Short stories that leave you with hard-earned insights.
When Gwendolyn Brooks remarked that poetry was “life distilled”, she may have overlooked John Montague and his collection of short stories, A Ball of Fire, which, true to its name, comes alive in “a smothered explosion of colour”. Using tight poetic prose that is still conversational and a rhetorical diction evocative of Yeats, Montague does not need the sustained tension of a full novel to make you mourn an actor when he dies; five pages will suffice.
Born in Depression-era Brooklyn to a father he can’t recall, separated from his siblings four years later and sent to an Irish farmhouse to live with his aunts, losing his mother young but knowing a string of lovely ladies through his college and teaching days in the 1960s and 1970s, ultimately marrying thrice, all the time grappling with the meaning of rebellion, sex and identity, Montague’s experiences show in his writing.
In many stories, there is a boy, a young man, a traveller or an unhappy old man constantly placed in a situation he hasn’t been in before, still doused in desires he left the cradle with. There is always a quest, too — to know what love can be devoid of sex, what history can be bereft of adventure, what death can be in the absence of life … most exemplified in the collection’s three longer pieces, ‘The Lost Notebook’, ‘Death of a Chieftain’ and ‘Three Last Things’ respectively, all constructed in fine detail with a masterful understanding of human nature.
In fact, ‘The Lost Notebook’ overshadows all the stories that follow, except perhaps ‘Three Last Things,’ with its portrayal of two characters’ groping exploration of freedom and immortality while still trapped in their adolescent visions of grandeur. Using the first person, Montague draws attention to a young Irish poet touring Paris during a summer when he meets a troubled young American woman, and there begins a petulant affair. As he fumbles in bed so does she fumble with her aspirations to be a painter. The metaphors in it are everything from sumptuous to galling – in sharp contrast to the more languorous yet still ambitious ‘Death of a Chieftain’ — as the couple explores Paris, its museums, their paintings and sculptures, its tradition-laden streets brimming with opportunities for each to discover more about the other.

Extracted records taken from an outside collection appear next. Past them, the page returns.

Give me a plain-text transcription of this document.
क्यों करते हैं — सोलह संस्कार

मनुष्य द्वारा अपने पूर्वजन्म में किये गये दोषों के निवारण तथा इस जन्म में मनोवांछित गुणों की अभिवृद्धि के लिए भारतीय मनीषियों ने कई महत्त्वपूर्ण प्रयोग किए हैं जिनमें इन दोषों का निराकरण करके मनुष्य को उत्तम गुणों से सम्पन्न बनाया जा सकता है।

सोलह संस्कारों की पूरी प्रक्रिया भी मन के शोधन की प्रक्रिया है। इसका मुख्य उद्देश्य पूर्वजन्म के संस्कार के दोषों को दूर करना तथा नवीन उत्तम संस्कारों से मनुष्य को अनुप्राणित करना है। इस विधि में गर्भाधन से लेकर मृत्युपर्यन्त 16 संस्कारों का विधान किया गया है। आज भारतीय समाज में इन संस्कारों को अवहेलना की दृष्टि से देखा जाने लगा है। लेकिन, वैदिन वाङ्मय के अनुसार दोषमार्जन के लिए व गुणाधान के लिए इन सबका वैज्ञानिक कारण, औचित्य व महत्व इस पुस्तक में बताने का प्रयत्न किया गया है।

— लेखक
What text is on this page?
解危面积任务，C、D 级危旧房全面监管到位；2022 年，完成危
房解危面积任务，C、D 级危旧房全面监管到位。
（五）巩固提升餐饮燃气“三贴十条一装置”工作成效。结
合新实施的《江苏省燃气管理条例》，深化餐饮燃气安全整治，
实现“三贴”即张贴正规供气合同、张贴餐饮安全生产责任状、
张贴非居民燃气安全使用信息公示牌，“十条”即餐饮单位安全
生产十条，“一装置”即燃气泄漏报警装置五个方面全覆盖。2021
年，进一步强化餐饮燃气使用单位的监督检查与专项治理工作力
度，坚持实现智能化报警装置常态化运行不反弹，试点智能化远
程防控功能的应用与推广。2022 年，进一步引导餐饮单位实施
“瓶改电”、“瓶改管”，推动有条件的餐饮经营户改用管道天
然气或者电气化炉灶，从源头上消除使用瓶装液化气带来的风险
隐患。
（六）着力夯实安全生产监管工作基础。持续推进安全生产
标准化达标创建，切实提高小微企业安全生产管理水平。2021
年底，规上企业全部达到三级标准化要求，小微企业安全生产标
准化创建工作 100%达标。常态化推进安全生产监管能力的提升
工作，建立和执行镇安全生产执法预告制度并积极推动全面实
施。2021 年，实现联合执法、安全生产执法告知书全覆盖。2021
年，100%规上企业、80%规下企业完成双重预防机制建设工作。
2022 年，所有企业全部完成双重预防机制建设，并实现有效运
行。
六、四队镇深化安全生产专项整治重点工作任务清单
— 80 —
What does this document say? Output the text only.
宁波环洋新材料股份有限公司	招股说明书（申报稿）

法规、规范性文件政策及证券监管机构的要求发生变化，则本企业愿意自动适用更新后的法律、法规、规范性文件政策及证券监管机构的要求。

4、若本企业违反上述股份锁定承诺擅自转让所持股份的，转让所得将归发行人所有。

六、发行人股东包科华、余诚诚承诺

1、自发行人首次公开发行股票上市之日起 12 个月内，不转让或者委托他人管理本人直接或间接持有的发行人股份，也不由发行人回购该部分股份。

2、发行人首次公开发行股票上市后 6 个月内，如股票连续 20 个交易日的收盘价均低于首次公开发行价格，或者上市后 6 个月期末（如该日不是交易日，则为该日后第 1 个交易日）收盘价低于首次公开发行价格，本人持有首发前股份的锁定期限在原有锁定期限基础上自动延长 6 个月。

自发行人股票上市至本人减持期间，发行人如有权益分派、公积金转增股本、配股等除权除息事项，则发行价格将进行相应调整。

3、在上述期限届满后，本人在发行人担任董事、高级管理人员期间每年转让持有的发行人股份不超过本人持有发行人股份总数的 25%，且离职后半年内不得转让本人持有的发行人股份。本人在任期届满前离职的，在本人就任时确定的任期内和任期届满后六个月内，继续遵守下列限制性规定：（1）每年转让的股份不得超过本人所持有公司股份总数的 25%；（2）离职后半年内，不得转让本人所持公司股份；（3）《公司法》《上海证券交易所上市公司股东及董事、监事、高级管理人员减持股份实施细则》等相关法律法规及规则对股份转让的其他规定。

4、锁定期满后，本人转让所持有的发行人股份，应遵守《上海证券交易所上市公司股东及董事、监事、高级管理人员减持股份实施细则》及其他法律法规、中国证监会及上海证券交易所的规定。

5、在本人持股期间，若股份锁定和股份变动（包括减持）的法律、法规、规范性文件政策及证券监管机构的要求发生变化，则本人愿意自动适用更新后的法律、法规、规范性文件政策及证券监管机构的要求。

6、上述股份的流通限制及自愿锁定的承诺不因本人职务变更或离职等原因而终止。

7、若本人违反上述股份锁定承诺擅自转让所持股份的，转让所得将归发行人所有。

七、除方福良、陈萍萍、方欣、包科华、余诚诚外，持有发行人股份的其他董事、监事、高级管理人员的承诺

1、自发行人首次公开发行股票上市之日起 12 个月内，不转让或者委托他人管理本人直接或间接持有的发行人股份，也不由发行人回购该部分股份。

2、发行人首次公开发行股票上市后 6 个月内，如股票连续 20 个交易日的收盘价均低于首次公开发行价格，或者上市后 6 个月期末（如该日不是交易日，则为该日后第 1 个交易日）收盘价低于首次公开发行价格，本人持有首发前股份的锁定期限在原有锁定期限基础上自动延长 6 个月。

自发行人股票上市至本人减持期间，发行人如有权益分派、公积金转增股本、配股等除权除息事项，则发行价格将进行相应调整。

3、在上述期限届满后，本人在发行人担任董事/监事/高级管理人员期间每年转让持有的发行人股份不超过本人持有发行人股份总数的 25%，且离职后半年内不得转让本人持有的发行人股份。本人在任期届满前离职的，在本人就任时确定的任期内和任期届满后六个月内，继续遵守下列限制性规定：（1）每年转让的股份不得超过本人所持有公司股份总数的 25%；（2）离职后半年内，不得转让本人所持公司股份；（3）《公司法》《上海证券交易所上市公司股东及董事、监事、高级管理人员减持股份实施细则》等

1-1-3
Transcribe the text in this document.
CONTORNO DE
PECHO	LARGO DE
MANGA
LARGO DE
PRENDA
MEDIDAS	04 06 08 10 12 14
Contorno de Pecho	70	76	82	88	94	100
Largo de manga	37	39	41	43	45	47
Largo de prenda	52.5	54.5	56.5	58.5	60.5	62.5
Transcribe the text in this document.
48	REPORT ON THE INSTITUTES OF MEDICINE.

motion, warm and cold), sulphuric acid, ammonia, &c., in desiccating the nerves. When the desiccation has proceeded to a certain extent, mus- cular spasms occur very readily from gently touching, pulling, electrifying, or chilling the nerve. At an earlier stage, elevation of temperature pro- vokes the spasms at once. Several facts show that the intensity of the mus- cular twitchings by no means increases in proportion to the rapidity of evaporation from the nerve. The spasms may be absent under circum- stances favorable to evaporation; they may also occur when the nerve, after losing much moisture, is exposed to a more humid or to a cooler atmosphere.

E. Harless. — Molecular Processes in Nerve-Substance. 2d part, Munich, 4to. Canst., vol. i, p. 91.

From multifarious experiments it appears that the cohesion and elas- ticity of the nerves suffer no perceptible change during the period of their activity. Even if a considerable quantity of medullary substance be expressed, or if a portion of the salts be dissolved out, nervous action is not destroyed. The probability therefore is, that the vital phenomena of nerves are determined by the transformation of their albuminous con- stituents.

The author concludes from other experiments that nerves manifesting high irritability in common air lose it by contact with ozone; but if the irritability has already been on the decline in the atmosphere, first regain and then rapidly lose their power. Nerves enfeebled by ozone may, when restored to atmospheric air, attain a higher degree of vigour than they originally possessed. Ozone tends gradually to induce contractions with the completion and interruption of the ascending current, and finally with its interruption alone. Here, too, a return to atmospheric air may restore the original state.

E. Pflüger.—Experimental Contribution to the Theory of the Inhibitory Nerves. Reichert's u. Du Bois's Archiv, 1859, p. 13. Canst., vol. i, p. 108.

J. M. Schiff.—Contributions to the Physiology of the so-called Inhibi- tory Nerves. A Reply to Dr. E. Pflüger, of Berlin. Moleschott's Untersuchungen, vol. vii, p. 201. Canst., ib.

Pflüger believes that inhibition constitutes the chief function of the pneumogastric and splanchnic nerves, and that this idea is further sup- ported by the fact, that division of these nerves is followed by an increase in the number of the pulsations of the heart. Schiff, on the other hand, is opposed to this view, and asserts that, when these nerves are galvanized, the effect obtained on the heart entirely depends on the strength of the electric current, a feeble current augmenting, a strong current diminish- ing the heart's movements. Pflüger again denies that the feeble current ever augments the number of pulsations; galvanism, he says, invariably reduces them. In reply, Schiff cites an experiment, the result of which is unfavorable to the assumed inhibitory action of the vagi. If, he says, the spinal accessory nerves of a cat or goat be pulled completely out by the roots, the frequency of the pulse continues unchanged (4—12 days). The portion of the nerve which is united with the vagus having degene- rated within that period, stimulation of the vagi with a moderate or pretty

Despite the suggestion that sexual maturity has much to do with its artistic counterpart, the author keeps reminding you that they aren’t simply spanned by yearning. In fact, he often seems to reflect that the only true freedom that can be experienced in between birth and death is to be found in the bedroom. Montague alludes to this opinion in the ultimate ‘Three Last Things’, a profound meditation on what death could mean simply by virtue of being the end of a lifetime.
The other, shorter pieces are remarkable too, but just not as spectacular. A personal favourite is ‘A Love Present’, a story of a young boy who finds love residing in the proverbial last place that he’s looking, but still written with a warm conviction that makes you want to relive the episode. Another such tale is ‘Sugarbush, I Love You So’.
A Ball of Fire holds you with stories that start and end similarly but leave you with hard-earned insights that soothe. The reader is bound to chance upon moments frothing with just the same emotions you remember experiencing in similar instances from your life. To this end, and in the company of Montague’s poetic penmanship, the book is unforgettable.